仄暗めな木製の天井に床、青みがかかった緑色の天鵞絨の腰掛けたち、それをぼんやりと照らす橙色の電燈――まるで夜の軽便鉄道の列車の中みたいだ。
乗車客は……どうやら私達しかいないようだ。
座って、それから車窓に視線を移せば……数え切れないほどの白い光が闇の中で瞬いていて、瑠璃色に染め上げていた。
その景色の中で、ぼんやりと写っているのは……
「あ、あれ……私、若くなってる……?」
もう若い頃の自分の姿さえも忘れてしまっていたけど……車窓に写っている自分の姿を見て、確かにそうだったとようやく思い出せた。
茜色の矢絣模様の着物――間違いなく若い頃に好んで着ていた物だ。
髪型も当時流行っていたお下げになっていて、白髪はなく鴉の濡羽色に戻っていた。
「ずっと此処に居て、見守っていた」
「ずっとって……もしかして、あの日から……?」
彼は答える代わりに静かに微笑んで、頷いた。
よみがえる、あの日――――彼が永遠にいなくなった、夏祭りの夜。
あの頃。10代を迎えた私達は、あまりの仲の良さから周囲に揶揄われて、距離を取ってしまっていて。話すことがめっきり減ってしまっていた。
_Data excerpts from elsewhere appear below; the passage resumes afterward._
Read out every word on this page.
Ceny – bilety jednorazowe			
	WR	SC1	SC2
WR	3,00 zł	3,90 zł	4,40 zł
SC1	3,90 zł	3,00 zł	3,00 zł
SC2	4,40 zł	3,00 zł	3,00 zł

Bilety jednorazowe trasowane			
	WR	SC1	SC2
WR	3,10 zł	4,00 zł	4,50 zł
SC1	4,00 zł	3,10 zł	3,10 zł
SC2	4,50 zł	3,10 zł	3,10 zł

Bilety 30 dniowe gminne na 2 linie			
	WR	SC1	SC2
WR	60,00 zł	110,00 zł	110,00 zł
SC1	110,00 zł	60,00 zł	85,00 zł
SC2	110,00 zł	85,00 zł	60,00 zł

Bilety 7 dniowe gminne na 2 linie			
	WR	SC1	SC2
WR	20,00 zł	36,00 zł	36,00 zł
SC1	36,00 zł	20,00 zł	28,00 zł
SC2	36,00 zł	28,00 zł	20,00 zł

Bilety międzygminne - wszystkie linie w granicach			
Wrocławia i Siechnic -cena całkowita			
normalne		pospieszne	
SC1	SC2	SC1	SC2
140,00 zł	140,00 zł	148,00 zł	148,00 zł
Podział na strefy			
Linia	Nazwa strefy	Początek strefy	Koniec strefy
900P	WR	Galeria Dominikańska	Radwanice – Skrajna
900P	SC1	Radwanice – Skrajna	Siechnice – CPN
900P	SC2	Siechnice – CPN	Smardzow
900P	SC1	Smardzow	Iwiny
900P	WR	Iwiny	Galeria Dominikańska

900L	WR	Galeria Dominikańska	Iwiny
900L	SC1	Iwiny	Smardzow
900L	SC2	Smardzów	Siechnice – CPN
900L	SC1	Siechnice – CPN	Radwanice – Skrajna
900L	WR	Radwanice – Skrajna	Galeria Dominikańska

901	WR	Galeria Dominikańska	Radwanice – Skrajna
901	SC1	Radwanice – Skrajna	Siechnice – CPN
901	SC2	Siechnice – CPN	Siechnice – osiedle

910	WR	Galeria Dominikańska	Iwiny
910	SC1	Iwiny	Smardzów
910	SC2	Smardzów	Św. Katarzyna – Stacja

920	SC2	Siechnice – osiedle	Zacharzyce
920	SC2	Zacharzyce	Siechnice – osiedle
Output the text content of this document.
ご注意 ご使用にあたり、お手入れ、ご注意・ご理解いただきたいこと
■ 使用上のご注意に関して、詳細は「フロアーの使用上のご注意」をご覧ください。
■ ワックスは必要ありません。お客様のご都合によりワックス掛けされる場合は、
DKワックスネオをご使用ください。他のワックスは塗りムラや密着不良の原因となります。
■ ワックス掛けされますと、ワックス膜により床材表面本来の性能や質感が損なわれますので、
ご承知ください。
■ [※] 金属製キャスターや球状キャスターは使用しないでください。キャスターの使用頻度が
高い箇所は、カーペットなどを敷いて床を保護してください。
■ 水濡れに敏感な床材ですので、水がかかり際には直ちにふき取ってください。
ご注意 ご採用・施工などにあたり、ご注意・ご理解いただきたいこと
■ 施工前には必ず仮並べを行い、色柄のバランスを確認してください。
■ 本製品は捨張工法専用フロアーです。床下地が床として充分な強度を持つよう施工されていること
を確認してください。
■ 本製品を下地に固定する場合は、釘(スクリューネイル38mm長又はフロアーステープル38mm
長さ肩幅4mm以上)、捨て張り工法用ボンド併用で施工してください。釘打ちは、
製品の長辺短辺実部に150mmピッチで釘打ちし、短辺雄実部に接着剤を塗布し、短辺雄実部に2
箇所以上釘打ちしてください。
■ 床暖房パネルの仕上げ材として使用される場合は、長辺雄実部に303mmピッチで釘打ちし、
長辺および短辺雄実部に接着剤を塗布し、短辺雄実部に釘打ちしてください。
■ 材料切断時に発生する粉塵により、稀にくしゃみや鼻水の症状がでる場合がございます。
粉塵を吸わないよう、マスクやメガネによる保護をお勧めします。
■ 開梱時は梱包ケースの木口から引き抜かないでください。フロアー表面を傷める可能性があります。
それでも、偶然でも良いから、彼と擦れ違った時。彼の眼に止まれば良いなと思い、めかし込んで浴衣を着た。
まるで水の中で咲いているような、白縹の布に描かれた朝顔の花々――仕立てたばかりの、とてもお気に入りの浴衣だった。
だけど彼がそれを見ることは、終ぞなかった。
一緒に行っていた友人たちとお祭りを楽しんでいる最中、1人の男の声が雷鳴のように轟いた。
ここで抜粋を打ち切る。